Whiskey Horoscope

by Sarina Bosco

1st Place – Flash 405, June 2018: “Nature”
Nonfiction


Flash405-WhiskeyHoroscope-SarinaBosco

 

Once this was a poem and it was about someone else, but now it is about you because you have fallen in love and so have I, accidentally, second-hand. It rises off of my skin and out into the night melting the fallen snow, softening the pine needles, making me read Neruda alone with bare thighs. Hair down like it was when you were caught here at my mouth.

And still I am caught, waiting, raw under the moonlight. The poetry books sleep on the shelves.

Let me be clear: I knew.

You went west looking for answers and found vast landscapes instead. I went to college, wedged myself between the mountains, read and read and read until the boys all fell in love with me because I never looked at them.

I want to tell you about the Aztecs. Their fifty-two cyclical years and the repetition of events.

I want to tell you that that’s us—that we’ll come back around, even when we don’t know we’re nearing one another. Like the nights almost two years ago that you spent at my bare ankles, laughing in the dark, drunk on whiskey.

When you were gone and I grew restless I went west, too. And all that I found was wild animals in rut—stags rubbing the new soft parts of themselves on the cedars, confused. The living bone itching under the flesh. Their hides quivering with desire.

I think of you when I see them bellowing, scared and belligerent. Wandering through the pines lowing, flesh hanging in tatters from their racks. I wonder if she’s worth it.

The man that I’m in love with tells me that sometimes I murmur in my sleep. We will come back around.

I took an astronomy class, too. I never told you that. I never told you a lot of things and I wonder if spilling them out at night would have stopped your hand on the doorknob. I learned about the planets and how if they dance too close to each other one must sacrifice itself. Gravitational pulls, when imbalanced, are destructive.

We’ll come back around. But for now you’ll keep sleeping with that girl with the small, small teeth. Your soul going out under all of the constellations. Waiting to see if there’s a message for you coming years and year from now; waiting to see if we’ve destroyed each other yet.

 

 


Judge’s Comments:
There is something really magical about the Aztec calendar and the cycle of fifty-two years that kept bringing me back to this piece. It captures the spiral of nature and time’s influence over us, how certain people or places or scents can mean something at one time, and then years later mean something completely different.

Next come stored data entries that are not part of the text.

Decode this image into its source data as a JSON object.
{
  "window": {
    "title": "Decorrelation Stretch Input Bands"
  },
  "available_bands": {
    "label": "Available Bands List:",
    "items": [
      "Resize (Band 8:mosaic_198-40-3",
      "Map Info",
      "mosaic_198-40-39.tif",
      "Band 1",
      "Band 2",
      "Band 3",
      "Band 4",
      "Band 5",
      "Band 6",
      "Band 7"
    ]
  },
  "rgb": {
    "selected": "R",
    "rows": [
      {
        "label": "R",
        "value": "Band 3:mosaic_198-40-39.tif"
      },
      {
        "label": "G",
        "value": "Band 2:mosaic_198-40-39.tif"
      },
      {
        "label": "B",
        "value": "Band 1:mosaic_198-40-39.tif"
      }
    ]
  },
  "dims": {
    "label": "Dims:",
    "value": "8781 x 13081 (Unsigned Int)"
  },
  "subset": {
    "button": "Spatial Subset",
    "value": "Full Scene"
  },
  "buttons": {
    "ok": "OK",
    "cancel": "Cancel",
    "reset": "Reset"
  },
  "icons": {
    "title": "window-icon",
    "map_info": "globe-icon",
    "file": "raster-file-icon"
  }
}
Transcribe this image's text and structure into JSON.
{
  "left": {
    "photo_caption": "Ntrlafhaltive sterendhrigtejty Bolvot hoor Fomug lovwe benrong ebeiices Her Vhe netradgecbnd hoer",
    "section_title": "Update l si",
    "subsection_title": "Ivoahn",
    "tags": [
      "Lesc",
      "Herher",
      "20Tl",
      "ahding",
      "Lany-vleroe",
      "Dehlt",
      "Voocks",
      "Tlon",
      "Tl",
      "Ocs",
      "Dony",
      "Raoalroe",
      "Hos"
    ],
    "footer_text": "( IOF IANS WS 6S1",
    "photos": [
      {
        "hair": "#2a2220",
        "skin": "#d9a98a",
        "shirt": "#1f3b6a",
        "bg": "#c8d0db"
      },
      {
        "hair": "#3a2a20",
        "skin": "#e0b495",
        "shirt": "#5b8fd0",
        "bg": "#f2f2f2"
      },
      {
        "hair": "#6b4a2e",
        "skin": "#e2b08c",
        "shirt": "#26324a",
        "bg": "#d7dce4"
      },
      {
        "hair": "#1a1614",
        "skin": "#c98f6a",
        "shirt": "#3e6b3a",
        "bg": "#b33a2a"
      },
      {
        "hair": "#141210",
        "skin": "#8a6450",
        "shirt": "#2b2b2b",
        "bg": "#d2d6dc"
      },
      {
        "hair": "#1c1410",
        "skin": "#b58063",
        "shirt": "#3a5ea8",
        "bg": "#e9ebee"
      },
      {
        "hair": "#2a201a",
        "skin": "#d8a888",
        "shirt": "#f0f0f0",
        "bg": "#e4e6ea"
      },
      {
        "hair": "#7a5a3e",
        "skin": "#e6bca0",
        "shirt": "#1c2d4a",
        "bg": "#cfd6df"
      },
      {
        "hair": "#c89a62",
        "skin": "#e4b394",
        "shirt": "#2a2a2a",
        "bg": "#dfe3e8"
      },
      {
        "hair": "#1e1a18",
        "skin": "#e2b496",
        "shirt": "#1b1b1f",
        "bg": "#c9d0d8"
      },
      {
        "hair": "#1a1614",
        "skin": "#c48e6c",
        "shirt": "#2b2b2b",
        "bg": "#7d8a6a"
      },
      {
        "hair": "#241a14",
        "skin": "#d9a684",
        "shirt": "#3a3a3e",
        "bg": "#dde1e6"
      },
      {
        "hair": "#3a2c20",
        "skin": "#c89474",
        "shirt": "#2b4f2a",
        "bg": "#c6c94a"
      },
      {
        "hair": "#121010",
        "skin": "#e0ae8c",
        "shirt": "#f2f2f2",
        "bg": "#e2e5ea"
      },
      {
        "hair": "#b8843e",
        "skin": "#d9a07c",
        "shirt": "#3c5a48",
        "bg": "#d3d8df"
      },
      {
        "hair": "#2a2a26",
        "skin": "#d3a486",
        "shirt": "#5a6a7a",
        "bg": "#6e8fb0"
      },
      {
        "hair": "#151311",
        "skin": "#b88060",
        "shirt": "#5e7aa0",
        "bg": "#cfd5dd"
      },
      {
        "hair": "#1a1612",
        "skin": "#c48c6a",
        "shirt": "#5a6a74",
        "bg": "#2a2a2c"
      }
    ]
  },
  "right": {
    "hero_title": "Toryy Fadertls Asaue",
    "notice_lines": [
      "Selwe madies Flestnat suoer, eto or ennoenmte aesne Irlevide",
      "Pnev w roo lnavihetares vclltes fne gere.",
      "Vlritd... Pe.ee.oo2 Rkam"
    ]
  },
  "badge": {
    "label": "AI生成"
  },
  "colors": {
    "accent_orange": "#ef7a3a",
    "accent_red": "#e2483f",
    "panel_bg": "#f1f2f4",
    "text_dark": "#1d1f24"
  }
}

And here we see a life, a universe, unfolding, splitting into different paths like tree limbs. We are left to question if Bosco will ever meet the person she’s talking about again, let alone fall back in love with him, if their cycles will ever sync, if and how they will control their fates.

Sarina Bosco is a chronic New Englander. She collects myths, often wakes up around 2:00 am, and can’t get the words out quick enough.